Hawaiʻi imports the vast majority of its food, making our islands vulnerable to shipping disruptions, natural disasters, supply chain interruptions, and rising transportation costs.

At the same time, thousands of acres of agricultural land sit underutilized while local farmers face challenges accessing land, water, labor, infrastructure, processing facilities, and markets.

Food security is not just an agricultural issue. It is an economic issue, a public safety issue, and a cost-of-living issue.

A stronger Hawaiʻi requires a stronger local food system.


Daniel’s Position

Daniel believes Hawaiʻi should increase local food production, support local farmers and ranchers, protect agricultural lands, and build a more resilient food system for future generations.

Agriculture should be viewed as critical infrastructure.

The goal is simple: produce more food locally, strengthen rural communities, and improve Hawaiʻi’s long-term self-sufficiency.


Action Plan

Increase Local Food Production

Support policies that help farmers expand production and bring more locally grown food to Hawaiʻi families.

Protect Agricultural Lands

Preserve productive agricultural lands for farming and ranching while discouraging the loss of agricultural resources to incompatible development.

Improve Water Access and Agricultural Infrastructure

Support investments in irrigation systems, water storage, roads, processing facilities, and other infrastructure that enables agricultural success.

Support Agricultural Innovation

Encourage research, education, technology, and best practices that improve productivity and environmental stewardship.
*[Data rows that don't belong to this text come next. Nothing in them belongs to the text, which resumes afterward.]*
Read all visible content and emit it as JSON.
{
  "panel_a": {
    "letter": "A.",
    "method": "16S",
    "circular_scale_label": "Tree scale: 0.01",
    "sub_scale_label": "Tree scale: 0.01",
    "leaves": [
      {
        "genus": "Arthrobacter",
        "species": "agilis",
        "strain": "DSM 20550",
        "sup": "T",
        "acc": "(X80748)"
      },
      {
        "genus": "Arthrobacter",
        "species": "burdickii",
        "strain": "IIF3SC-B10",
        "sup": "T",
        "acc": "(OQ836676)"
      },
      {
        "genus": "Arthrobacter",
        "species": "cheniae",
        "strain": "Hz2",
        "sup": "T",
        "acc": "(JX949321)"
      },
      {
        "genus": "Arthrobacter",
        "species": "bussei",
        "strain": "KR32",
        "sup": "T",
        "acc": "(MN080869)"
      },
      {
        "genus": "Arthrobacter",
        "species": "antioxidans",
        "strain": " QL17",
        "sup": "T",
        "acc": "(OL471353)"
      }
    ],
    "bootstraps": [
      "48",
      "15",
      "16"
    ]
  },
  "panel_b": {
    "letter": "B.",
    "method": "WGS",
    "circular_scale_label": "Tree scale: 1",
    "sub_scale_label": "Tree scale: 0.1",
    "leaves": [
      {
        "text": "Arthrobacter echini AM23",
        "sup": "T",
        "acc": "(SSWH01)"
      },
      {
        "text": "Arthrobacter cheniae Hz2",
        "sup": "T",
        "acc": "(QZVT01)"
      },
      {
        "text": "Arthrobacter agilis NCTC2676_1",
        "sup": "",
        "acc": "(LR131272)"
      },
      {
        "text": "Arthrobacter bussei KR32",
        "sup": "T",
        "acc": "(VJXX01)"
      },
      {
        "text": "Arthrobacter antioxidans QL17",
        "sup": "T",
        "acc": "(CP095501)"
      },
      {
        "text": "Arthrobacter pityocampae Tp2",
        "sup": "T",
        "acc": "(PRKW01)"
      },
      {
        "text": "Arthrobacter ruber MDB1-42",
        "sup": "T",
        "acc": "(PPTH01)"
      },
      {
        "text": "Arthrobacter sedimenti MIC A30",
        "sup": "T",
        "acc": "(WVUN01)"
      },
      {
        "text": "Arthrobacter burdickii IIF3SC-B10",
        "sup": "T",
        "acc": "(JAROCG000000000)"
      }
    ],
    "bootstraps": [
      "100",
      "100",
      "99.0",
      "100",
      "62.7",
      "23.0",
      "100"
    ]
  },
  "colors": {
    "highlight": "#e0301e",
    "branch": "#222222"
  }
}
Strengthen Food Security Planning

Incorporate food resilience and local production goals into statewide emergency preparedness and long-term planning efforts.


Measuring Success

Daniel supports annual reporting on:

  • Active agricultural acreage

  • Local food production levels

  • Agricultural water availability

  • Number of active farms and ranches

  • Agricultural employment

  • Food import dependence

  • Agricultural infrastructure investments

  • Food security and resilience indicators

A stronger food system should be measured by production, participation, and resilience.